3. wait_vram() — NOT Safe for Critical Operations

wait_vram() has an ISR race condition

wait_vram() checks the STAT register for Mode 0/1, but an ISR can fire between the STAT check and your memory access. By the time the CPU executes the load/store instruction, the PPU may have entered Mode 3.

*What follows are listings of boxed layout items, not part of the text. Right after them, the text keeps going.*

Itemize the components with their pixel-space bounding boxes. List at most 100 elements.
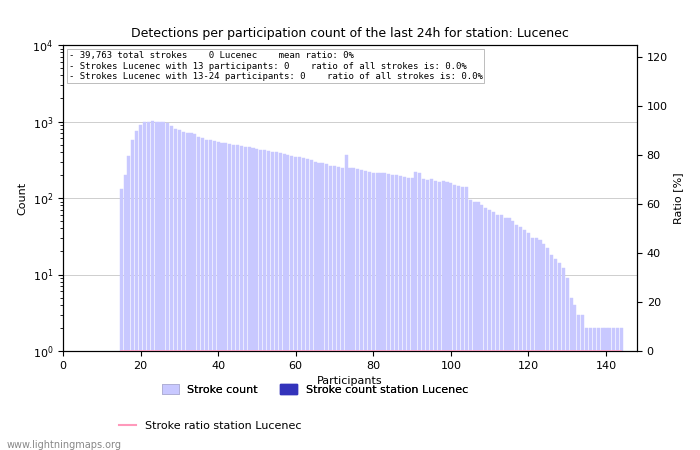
Bar [422,180,425,450]
Bar [294,157,298,450]
Bar [349,167,351,450]
Bar [344,154,348,450]
Bar [162,122,165,450]
Bar [558,263,561,450]
Bar [259,149,262,450]
Bar [500,215,503,450]
Bar [256,149,258,450]
Bar [570,297,573,450]
Bar [391,175,394,450]
Bar [508,218,510,450]
Bar [267,151,270,450]
Bar [213,141,216,450]
Bar [601,328,603,450]
Bar [410,179,414,450]
Bar [593,328,596,450]
Bar [275,153,278,450]
Bar [197,137,200,450]
Bar [457,186,460,450]
Bar [445,182,449,450]
Bar [283,154,286,450]
Bar [352,168,356,450]
Bar [414,172,417,450]
Bar [364,171,367,450]
Bar [329,166,332,450]
Bar [465,187,468,450]
Bar [174,129,177,450]
Bar [139,125,142,450]
Bar [326,164,328,450]
Bar [542,244,545,450]
Bar [535,238,538,450]
Bar [248,147,251,450]
Bar [178,130,181,450]
Bar [158,122,162,450]
Bar [566,278,568,450]
Bar [244,147,247,450]
Bar [224,143,228,450]
Bar [216,142,220,450]
Bar [368,172,371,450]
Bar [503,218,507,450]
Bar [554,259,557,450]
Bar [120,189,122,450]
Bar [337,167,340,450]
Bar [399,176,402,450]
Legend: Stroke count, Stroke count station Lucenec: Stroke count, Stroke count station Lucen… [158,380,473,400]
Bar [143,122,146,450]
Bar [426,180,429,450]
Bar [201,138,204,450]
Bar [302,158,305,450]
Bar [480,205,484,450]
Bar [271,152,274,450]
Bar [135,131,138,450]
Bar [562,269,565,450]
Bar [321,163,324,450]
Bar [205,140,208,450]
Text: - 39,763 total strokes    0 Lucenec    mean ratio: 0%
- Strokes Lucenec with 13 : - 39,763 total strokes 0 Lucenec mean ra… [69,51,482,81]
Bar [123,175,127,450]
Bar [232,144,235,450]
Bar [573,305,577,450]
Bar [356,169,359,450]
Bar [581,315,584,450]
Bar [550,255,553,450]
Text: www.lightningmaps.org: www.lightningmaps.org [7,440,122,450]
Bar [449,184,452,450]
Bar [589,328,592,450]
Bar [240,146,243,450]
Bar [515,225,518,450]
Bar [616,328,620,450]
Bar [578,315,580,450]
Bar [531,238,534,450]
Bar [360,170,363,450]
Bar [484,207,487,450]
Bar [608,328,611,450]
Bar [395,175,398,450]
Bar [150,121,154,450]
Bar [402,177,406,450]
Bar [290,156,293,450]
Bar [477,202,480,450]
Bar [279,153,281,450]
Bar [298,158,301,450]
Bar [419,172,421,450]
Bar [612,328,615,450]
Bar [434,181,437,450]
Bar [132,140,134,450]
Legend: Stroke ratio station Lucenec: Stroke ratio station Lucenec [115,417,305,436]
Bar [438,182,441,450]
Bar [585,328,588,450]
Bar [511,221,514,450]
Bar [263,150,266,450]
Bar [170,126,173,450]
Bar [333,166,336,450]
Bar [228,144,231,450]
Bar [523,230,526,450]
Bar [492,212,495,450]
Bar [620,328,623,450]
Bar [546,248,550,450]
Bar [166,123,169,450]
Bar [407,178,410,450]
Bar [236,145,239,450]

// DANGEROUS — ISR race condition
wait_vram();            // STAT says we're in HBlank...
                        // ← ISR fires here, PPU advances to Mode 3
val = VRAM[addr];       // returns 0xFF on DMG, stale data on CGB

// ALSO DANGEROUS — even with __critical, HBlank is too short
__critical {
    wait_vram();         // waits for Mode 0 (HBlank)
    val = VRAM[addr];    // SDCC generates extra instructions between check and access
}                        // HBlank is only ~204 dots — may overflow into Mode 2/3

The problem is worse during dialog: the VBlank ISR performs heavy work (text rendering, palette writes), widening the window where ISRs can preempt your STAT check.

Failure Symptoms

Symptom	Likely Cause
Black lines/pixels on sprites	VRAM read returned `0xFF`, stored as “original” data
Tile corruption after animation	Write during Mode 3 silently dropped
Intermittent glitches that worsen during dialog	ISR race with `wait_vram()`
Works in emulator but not on hardware	Most emulators don’t enforce Mode 3 restrictions

Hardware-dependent timing

These issues are often intermittent and hardware-dependent. CGB double-speed mode has twice the CPU budget per scanline, making races less frequent — but not impossible. Always test on DMG hardware or an accurate emulator (SameBoy, Gambatte) for VRAM timing issues.